A concert featuring the works of Russia-born Jewish composer Aaron Avshalomov (1894-1964), commemorating his 130th birthday, took place on Sept 12 at the Shanghai Symphony Hall. Conducted by the composer's grandson, David Avshalomov, the Shanghai Symphony Orchestra opened the evening with his best-known piece, Peiping Hutongs.
The audience was treated to a unique audio feast including familiar Peking Opera tunes, a bustle at a marketplace, and even a solemn funeral procession, giving them a vibe of life in Beijing's byways and broadways from dawn to dusk.
Peiping Hutongs is widely recognized as one of Aaron Avshalomov's most iconic works. Previously, the Shanghai Symphony Orchestra took this piece in 2017 to Switzerland, playing at the Lucerne Festival, one of the leading international classical music festivals.
Aaron Avshalomov was born in Siberia, Russia, and came to China in 1918. He lived in Beijing for several years, and settled in Shanghai in 1929, where he kicked off a prolific music career before leaving for the United States to join his family in 1947.
He created a synthesis of Chinese musical elements and Western techniques of orchestra composition, including several operas based on Chinese folklore and historical figures, such as Kuan Yin, The Twilight Hour of Yan Kuei Fei, and The Great Wall.
Many of his important works were premiered in Shanghai, receiving widespread critical acclaim.
The Great Wall, for example, was sponsored by Soong Ching Ling, the wife of Sun Yat-sen, a pioneering Chinese revolutionary leader, and her younger sister Soong Mei-ling, and was highly praised and recommended by leading figures in the literary and art scene, such as Peking Opera master Mei Lanfang, playwright Xia Yan and director Fei Mu.
In 1935, Aaron Avshalomov was requested by renowned Chinese musician He Lyuting to orchestrate the theme song composer Nie Er produced for a movie about Chinese fighting against the Japanese aggression in 1935. This made him the first to orchestrate what would become the national anthem of the People's Republic of China — March of the Volunteers.
Aaron Avshalomov and his son Jacob Avshalomov in Portland in 1961.
Aaron Avshalomov's son, Jacob, was born in Qingdao, Shandong province, in 1919, but spent most of his childhood in Shanghai. He returned to the US with his mother in December 1937. Jacob Avshalomov studied composition and became a composer in the US.

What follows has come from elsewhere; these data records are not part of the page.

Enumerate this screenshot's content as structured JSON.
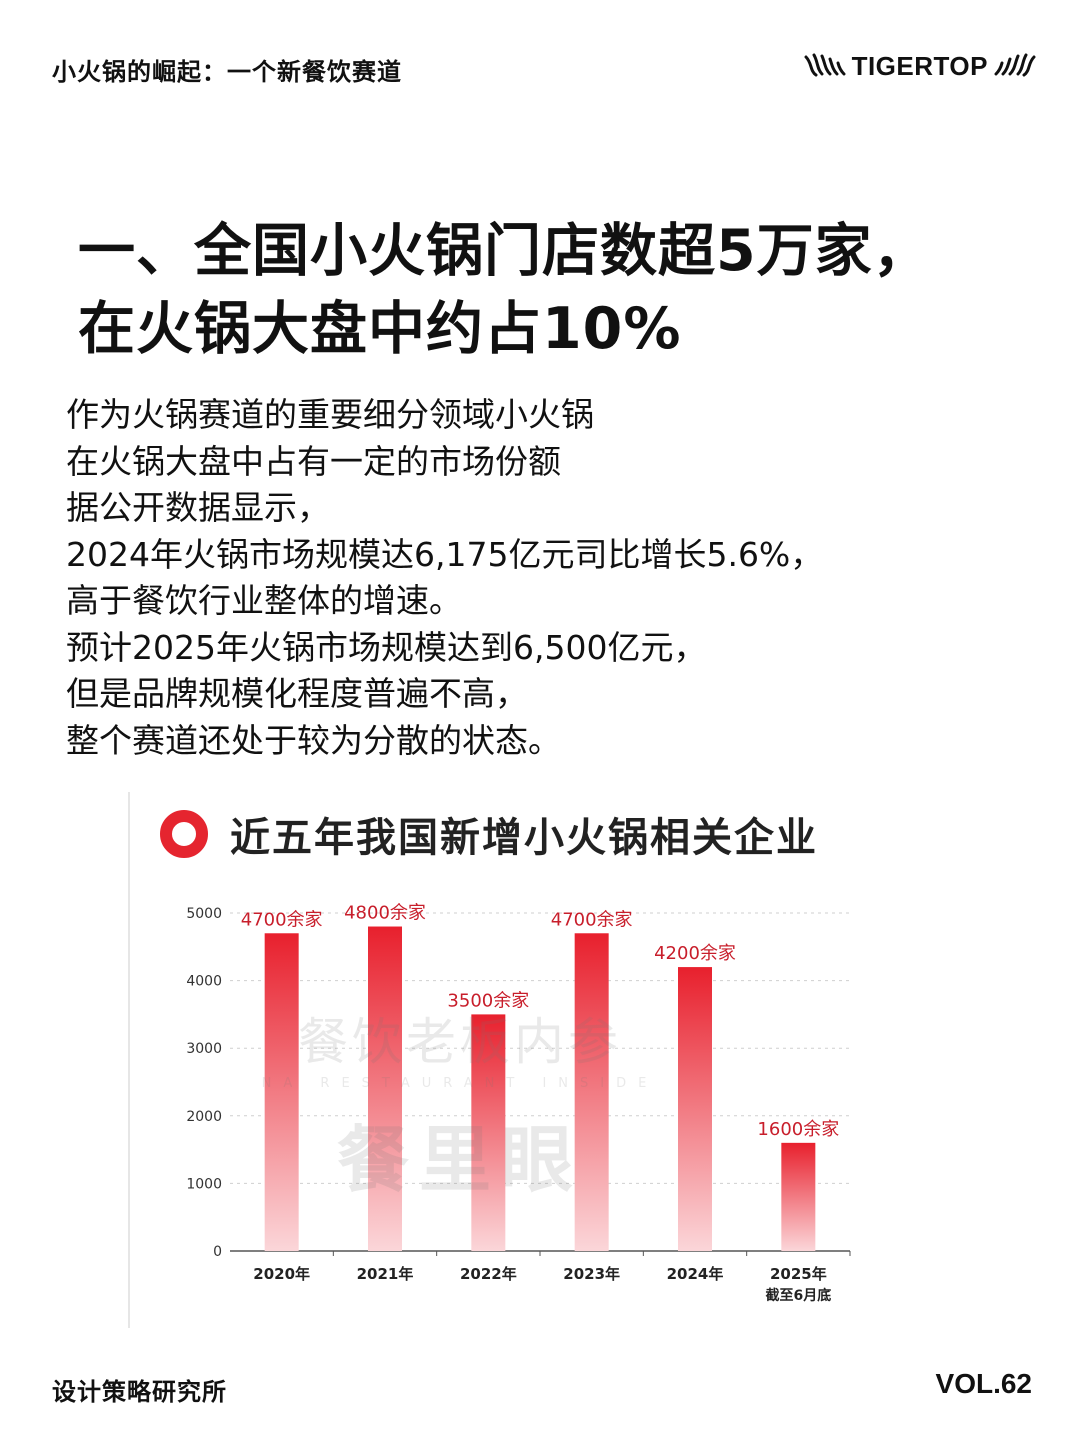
{
  "header": {
    "series_title": "小火锅的崛起：一个新餐饮赛道",
    "brand": "TIGERTOP"
  },
  "headline": {
    "line1": "一、全国小火锅门店数超5万家，",
    "line2": "在火锅大盘中约占10%"
  },
  "body": {
    "lines": [
      "作为火锅赛道的重要细分领域小火锅",
      "在火锅大盘中占有一定的市场份额",
      "据公开数据显示，",
      "2024年火锅市场规模达6,175亿元司比增长5.6%，",
      "高于餐饮行业整体的增速。",
      "预计2025年火锅市场规模达到6,500亿元，",
      "但是品牌规模化程度普遍不高，",
      "整个赛道还处于较为分散的状态。"
    ]
  },
  "watermark": {
    "line1": "餐饮老板内参",
    "line2": "NA RESTAURANT INSIDE",
    "line3": "餐里眼"
  },
  "chart_data": {
    "type": "bar",
    "title": "近五年我国新增小火锅相关企业",
    "categories": [
      "2020年",
      "2021年",
      "2022年",
      "2023年",
      "2024年",
      "2025年"
    ],
    "category_sublabels": [
      "",
      "",
      "",
      "",
      "",
      "截至6月底"
    ],
    "values": [
      4700,
      4800,
      3500,
      4700,
      4200,
      1600
    ],
    "data_labels": [
      "4700余家",
      "4800余家",
      "3500余家",
      "4700余家",
      "4200余家",
      "1600余家"
    ],
    "yticks": [
      0,
      1000,
      2000,
      3000,
      4000,
      5000
    ],
    "ylim": [
      0,
      5000
    ],
    "xlabel": "",
    "ylabel": "",
    "grid": true,
    "legend": "none",
    "colors": {
      "bar_top": "#e8202d",
      "bar_bottom": "#fbd6d9",
      "label": "#c81e2b",
      "ring": "#e5252f"
    }
  },
  "footer": {
    "left": "设计策略研究所",
    "right": "VOL.62"
  }
}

However, his most important work was with the Portland Youth Philharmonic, which he conducted for 44 years, teaching youngsters to play like professionals. The orchestra was "for a long time the best youth orchestra in the US, maybe in the world", David Avshalomov said about his late father, who died in 2013.
Jacob Avshalomov compiled the correspondence with his father while he was in China, and wrote a family biography, Avshalomovs' Winding Way: Composers out of China — A Chronicle, published in 2008.

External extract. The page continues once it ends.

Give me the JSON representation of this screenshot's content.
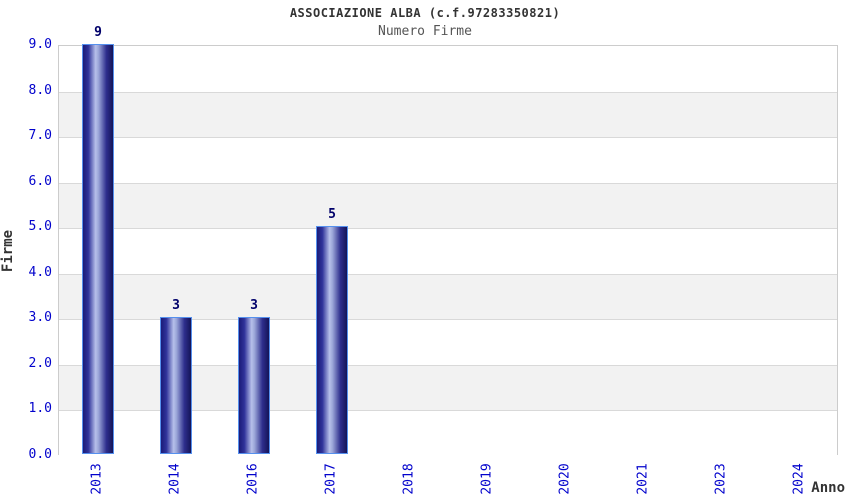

Friends familiar with Jacob Avshalomov's career described him as a person "speaking Chinese with standard Beijing accent" and "a pillar of the city's cultural life". The city here refers to Portland, Oregon.
"This double autobiography assembles the letters of Aaron with a narrative by Jacob to tell in their own words how two very different people overcame daunting obstacles and brought great music to appreciative audiences in China and America," reads a review by George Alderson, who used to perform in the Portland Youth Philharmonic, on Amazon.
Through music, now the family linage with China has extended to David Avshalomov, an American classical composer and conductor. This is his second visit to China. The last time was in 1982, when he visited Beijing, Xi'an, Nanjing, Hangzhou and Shanghai.
David Avshalomov's interpretation on Sept 12 was praised by Tao Xin, professor of the Shanghai Conservatory of Music, as "filled with longing and strong emotions". Tao also praised the second piece, Violin Concerto in D Major, featuring soloist Liu Ming, concertmaster of the Shanghai Symphony Orchestra. He wrote in his review the next day, saying "with her superb techniques and delicate musicality, Liu Ming and the orchestra presented the glory, joy and peacefulness of traditional Chinese culture".
Prior to the concert, David Avshalomov visited the former Pathe Villa, the old venue of Pathe Recordings in Shanghai, where his grandfather Aaron Avshalomov used to work, and where the first recording of March of the Volunteers was made.
To prepare the concert, David Avshalomov said he spent hundreds of hours to renew his memories by reading history books and listening to old soundtracks, in particular, the version recorded in 1937 in Shanghai which his grandfather might be on the recording site.
He also said he was moved by, and appreciated, the people who knew his grandfather and described him as a kind and generous person.